William Gelbart
William Michael Gelbart is Distinguished Professor of Chemistry and Biochemistry at the University of California, Los Angeles, and a member of the California NanoSystems Institute and the UCLA Molecular Biology Institute. He obtained his Bachelor of Science degree from Harvard University in 1967, his Master's and PhD degrees from the University of Chicago, and did postdoctoral work at the University of Paris and the University of California, Berkeley. After 30 years of research in theoretical physical chemistry, contributing notably to the fields of gas-phase photophysics, optical properties of simple liquids, and the statistical physics of complex fluids, he started a biophysics laboratory with Charles Knobler in 2002 to investigate the physical aspects of viral infectivity.
Education and career
Gelbart's early interest in science was inspired by his time as an undergraduate researcher in the molecular spectroscopy group of William Klemperer at Harvard. As a graduate student at the University of Chicago, with his mentors Stuart A. Rice, Karl Freed, and Joshua Jortner, he developed the modern theory of non-radiative processes in molecular photophysics. He was a US National Science Foundation/NATO Postdoctoral Fellow at the, University of Paris in 1971, and a Miller Institute Postdoctoral Fellow at UC Berkeley in 1972, during which time he switched fields and formulated a general theory of collision-induced optical properties of simple fluids.He was appointed Assistant Professor of Chemistry, at UC Berkeley in 1972, continuing his researches on the quantum mechanical theory of molecular spectroscopy and on the statistical mechanical theory of intermolecular and multiple light scattering in liquids away from and near their critical points. He moved to UCLA as Associate Professor of Chemistry in 1975, and was promoted to full Professor in 1979 and to Distinguished Professor in 1999. He was Chair of the Department of Chemistry and Biochemistry at UCLA from 2000-2004 and has been a member of UCLA's California NanoSystems Institute since 2004 and of its Molecular Biology Institute from 2008.
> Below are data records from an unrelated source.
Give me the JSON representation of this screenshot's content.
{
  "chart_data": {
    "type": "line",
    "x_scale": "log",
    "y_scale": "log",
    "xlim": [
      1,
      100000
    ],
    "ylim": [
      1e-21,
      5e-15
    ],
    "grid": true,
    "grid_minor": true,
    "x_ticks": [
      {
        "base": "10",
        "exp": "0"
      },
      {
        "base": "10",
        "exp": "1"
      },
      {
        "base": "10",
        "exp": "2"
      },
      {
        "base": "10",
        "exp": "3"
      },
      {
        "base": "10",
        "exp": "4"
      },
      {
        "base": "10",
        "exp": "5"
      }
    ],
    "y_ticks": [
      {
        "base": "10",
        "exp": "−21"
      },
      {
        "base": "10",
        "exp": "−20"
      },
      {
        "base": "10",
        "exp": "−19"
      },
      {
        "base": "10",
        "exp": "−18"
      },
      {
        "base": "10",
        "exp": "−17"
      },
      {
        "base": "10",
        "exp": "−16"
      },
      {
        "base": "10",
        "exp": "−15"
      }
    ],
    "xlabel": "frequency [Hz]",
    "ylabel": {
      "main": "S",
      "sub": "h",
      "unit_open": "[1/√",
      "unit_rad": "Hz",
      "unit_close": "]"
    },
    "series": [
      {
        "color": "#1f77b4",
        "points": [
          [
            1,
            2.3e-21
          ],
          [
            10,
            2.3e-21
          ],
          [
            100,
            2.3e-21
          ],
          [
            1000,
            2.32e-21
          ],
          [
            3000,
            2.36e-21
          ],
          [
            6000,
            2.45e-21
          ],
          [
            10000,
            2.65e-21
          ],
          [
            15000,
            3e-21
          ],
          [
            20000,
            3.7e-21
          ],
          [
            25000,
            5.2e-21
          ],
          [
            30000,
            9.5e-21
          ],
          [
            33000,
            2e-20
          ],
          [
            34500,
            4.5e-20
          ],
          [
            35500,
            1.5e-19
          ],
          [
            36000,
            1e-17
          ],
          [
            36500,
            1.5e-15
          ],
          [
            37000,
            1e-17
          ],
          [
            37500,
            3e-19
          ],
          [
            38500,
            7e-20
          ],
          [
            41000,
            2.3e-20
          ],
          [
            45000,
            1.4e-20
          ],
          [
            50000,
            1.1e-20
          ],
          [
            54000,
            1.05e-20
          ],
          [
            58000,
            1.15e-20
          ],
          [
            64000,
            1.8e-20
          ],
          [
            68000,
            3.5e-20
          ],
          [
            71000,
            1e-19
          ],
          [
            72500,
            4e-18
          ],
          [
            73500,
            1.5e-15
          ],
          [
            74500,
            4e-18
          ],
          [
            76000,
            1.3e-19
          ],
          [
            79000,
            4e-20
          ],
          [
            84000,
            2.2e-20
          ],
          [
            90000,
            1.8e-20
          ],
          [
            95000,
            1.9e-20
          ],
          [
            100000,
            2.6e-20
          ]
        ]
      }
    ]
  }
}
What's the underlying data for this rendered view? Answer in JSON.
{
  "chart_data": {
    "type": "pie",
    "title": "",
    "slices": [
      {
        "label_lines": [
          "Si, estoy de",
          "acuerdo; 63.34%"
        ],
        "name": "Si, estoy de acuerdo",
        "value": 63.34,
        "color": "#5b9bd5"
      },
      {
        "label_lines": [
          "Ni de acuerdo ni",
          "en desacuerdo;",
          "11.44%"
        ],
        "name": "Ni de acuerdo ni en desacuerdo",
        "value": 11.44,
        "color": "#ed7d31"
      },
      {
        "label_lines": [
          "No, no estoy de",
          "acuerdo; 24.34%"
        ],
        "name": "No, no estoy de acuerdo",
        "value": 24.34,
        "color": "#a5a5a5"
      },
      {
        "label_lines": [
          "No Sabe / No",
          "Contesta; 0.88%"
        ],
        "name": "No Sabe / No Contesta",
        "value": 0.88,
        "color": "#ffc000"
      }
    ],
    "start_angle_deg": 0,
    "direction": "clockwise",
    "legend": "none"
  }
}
At UCLA he became a leader in the then-emerging fields of "complex fluids" and " soft matter physics". Shortly after moving there he began a 40-year collaboration with Avinoam Ben-Shaul on statistical-thermodynamic models of liquid crystal systems, polymer and polyelectrolyte solutions, and colloidal suspensions, and on the self-assembly theory of micelles, surfactant monolayers, and biological membranes.
During a sabbatical year in 1998-99 at the Institute for Theoretical Physics in UC Santa Barbara and at the Curie Institute in Paris, Gelbart became deeply intrigued by viruses and over the course of the next several years, with his UCLA colleague Charles Knobler, established a laboratory to investigate simple viruses outside their hosts and isolated in test tubes. Early results included: the first measurement of pressure inside DNA viruses, establishing that it is as high as tens of atmospheres depending on genome length and ambient salt concentrations; and the demonstration that capsid proteins from certain viruses are capable of complete in vitro packaging of a broad range of lengths of heterologous RNA. This work, along with that of several other groups in the United States and Europe, helped launch the field of "physical virology". Most recently he moved his viruses from test tubes to host cells, and from wildtype viruses to artificial viruses and virus-like particles, engineered for purposes of delivering self-replicating RNA genes, RNA vaccines, and therapeutic microRNA to targeted mammalian cells.